St Tiernan’s Community School have hosted a Cuchulainn Heart Challenge, the first of its kind in Ireland.

The Cuchulainn Heart Challenge is a Business, Enterprise and Citizenship Programme designed for school pupils aimed at nurturing them as future business leaders, responsible citizens and enterprising employees. It has been brought to over 400,000 secondary school children in the UK.

Transition year students working hard

Transition year students working hard

On Monday May 21, transition year students at the Balally school were split into teams and given a budget.

With the help of a panel of business experts from Dundrum Town Centre, who sponsored the event, and other local businesses, they were asked to develop a business plan that would benefit their community.

Dundrum Town Centre Director Don Nugent was chairperson of the event and told Dublin Gazette the students did brilliantly. He was very impressed with the topics they chose for their business plan.

“They picked five different topics. One was working with teenagers, another was working with the homeless, working with the unemployed, people who are approaching or in the thrones of bankruptcy which was really interesting, and working with the elderly in terms of educating them in using IT to help them feel less lonely.

“They were all very real, topical, and relevant subjects.”

TY students, local business experts and judging panel for Dundrum's Cuchulainn Heart Challenge. Photo: Robbie Reynolds

TY students, local business experts and judging panel for Dundrum’s Cuchulainn Heart Challenge. Photo: Robbie Reynolds

At the end of the day, the teams presented their final business proposal to the rest of the students and a panel of judges, and each team was recognised for their achievements with a crystal trophy in an award ceremony.
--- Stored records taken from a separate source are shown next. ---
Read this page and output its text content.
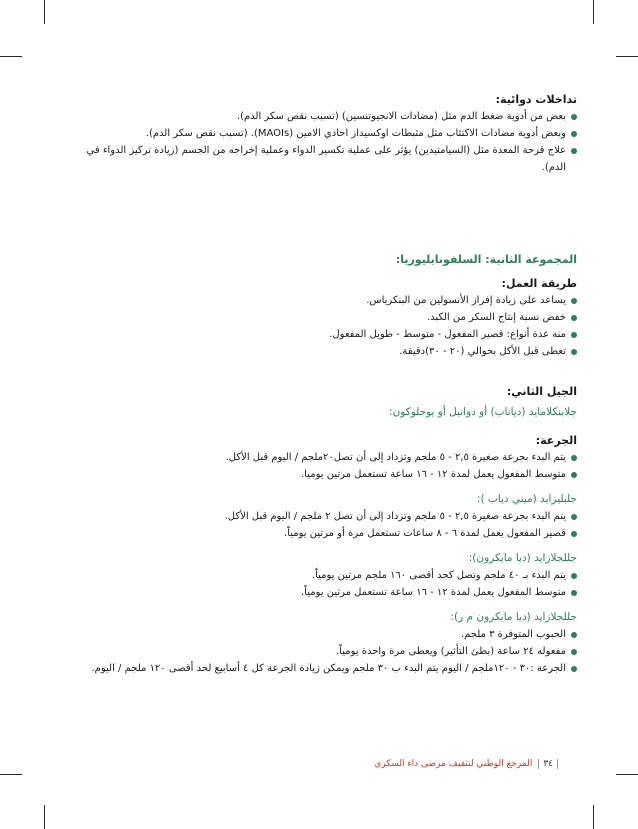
تداخلات دوائية:

بعض من أدوية ضغط الدم مثل (مضادات الانجيوتنسين) (تسبب نقص سكر الدم).
وبعض أدوية مضادات الاكتئاب مثل مثبطات اوكسيداز احادي الامين (MAOIs). (تسبب نقص سكر الدم).
علاج قرحة المعدة مثل (السيامتيدين) يؤثر على عملية تكسير الدواء وعملية إخراجه من الجسم (زيادة تركيز الدواء في الدم).

المجموعة الثانية: السلفونايليوريا:

طريقة العمل:

يساعد على زيادة إفراز الأنسولين من البنكرياس.
خفض نسبة إنتاج السكر من الكبد.
منه عدة أنواع: قصير المفعول - متوسط - طويل المفعول.
تعطى قبل الأكل بحوالي (٢٠ - ٣٠)دقيقة.

الجيل الثاني:

جلابنكلامايد (دياناب) أو دوانيل أو يوجلوكون:

الجرعة:

يتم البدء بجرعة صغيرة ٢,٥ - ٥ ملجم وتزداد إلى أن تصل٢٠ملجم / اليوم قبل الأكل.
متوسط المفعول يعمل لمدة ١٢ - ١٦ ساعة تستعمل مرتين يوميا.

جلبليزايد (ميني دياب ):

يتم البدء بجرعة صغيرة ٢,٥ - ٥ ملجم وتزداد إلى أن تصل ٢ ملجم / اليوم قبل الأكل.
قصير المفعول يعمل لمدة ٦ - ٨ ساعات تستعمل مرة أو مرتين يومياً.

جللجلازايد (ديا مايكرون):

يتم البدء بـ ٤٠ ملجم وتصل كحد أقصى ١٦٠ ملجم مرتين يومياً.
متوسط المفعول يعمل لمدة ١٢ - ١٦ ساعة تستعمل مرتين يومياً.

جللجلازايد (ديا مايكرون م ر):

الحبوب المتوفرة ٣ ملجم.
مفعوله ٢٤ ساعة (بطئ التأثير) ويعطى مرة واحدة يومياً.
الجرعة :٣٠ - ١٢٠ملجم / اليوم يتم البدء ب ٣٠ ملجم ويمكن زيادة الجرعة كل ٤ أسابيع لحد أقصى ١٢٠ ملجم / اليوم.
٣٤
المرجع الوطني لتثقيف مرضى داء السكري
The overall award went to Team One: ‘Help Us Help You.’ Team leader Conor Finlay told us what their project was all about.

“We choose the teenager years because we can relate most to it. The main part was emotion. There can be a lot of changes and mental health issues for some teenagers, and aspects of being a teenager can be rough on some people.”

“We came up with an idea of getting a council group together. It would be here in the hall. It would be free, and we would have professional doctors and stuff coming in to help them.”

Local councillor and chair of the board of management at St Tiernan’s, Lettie McCarthy (Lab), said the reaction to the challenge was amazing: “I think the insight they have into issues like depression, suicide, homeless, or fatigue if you’re a single parent – things I don’t think I would’ve had that insight into at their age,” said Cllr McCarthy.

Community Sergeant Ivan Howlin said: “All the students have all learned something about respect, about listening to each other, and about enjoying themselves. That’s what life is about.”

CEO of the Dun Laoghaire Rathdown Chamber Gabby Mallon was also very impressed with the students. She said: “The kids nowadays are very socially aware, [they] are way ahead. The young people coming up are the future, and it’s in safe hands with them.”